My partner and I are both in that post Christmas state of needing to shed some pounds so meals have been simpler and plainer recently than they otherwise might be. One evening I cooked a meal of baked white fish with leek and potato mash and sprouts.
“This is very tasty” he said “but it looks very bland – all white and pale green.”
(He likes to live dangerously).
I took his comment as a challenge and the following Saturday evening I served up a rainbow.
We started with a salad of red tomatoes and red peppers with a pomegranate dressing.
The main course was a spicy curry with cubes of orange-fleshed squash and yellow sweetcorn kernels. This was served with rice and steamed dark green curly kale. The vegetables all came from Handley Organics or from Abby’s stall just outside except for the sweetcorn which came from a tin!

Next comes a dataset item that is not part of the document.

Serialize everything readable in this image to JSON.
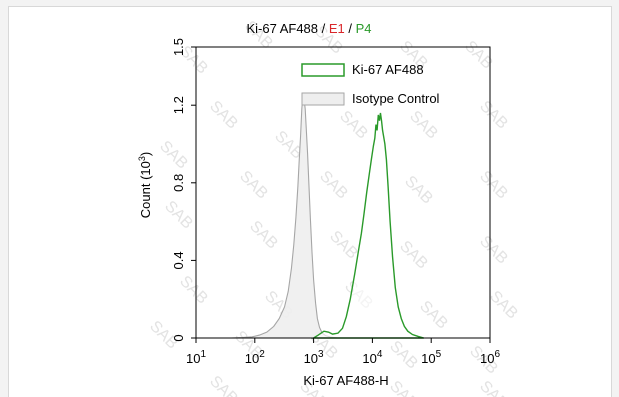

For dessert I bought some blueberries. Grown in Chile, they were not exactly locally sourced, but they were organic. I kept back a few and lightly cooked the rest then stirred them into some gelatine dissolved in hot water along with some blackcurrant jam (which was the nearest to indigo that I could find) bought at The Shop at Bromsberrow. When the jelly had almost set I whisked it up into a mousse, poured it into some fancy glasses and topped it with low fat crème fraiche. Decorated with the remaining blueberries and served with a sponge finger it made a lovely, light dessert.
And the final colour of the rainbow? That was provided by a violet crème chocolate topped with a crystallized violet from The Velvet Bean.
A meal that was delicious, not fattening, in the majority locally sourced, and definitely not bland in colour!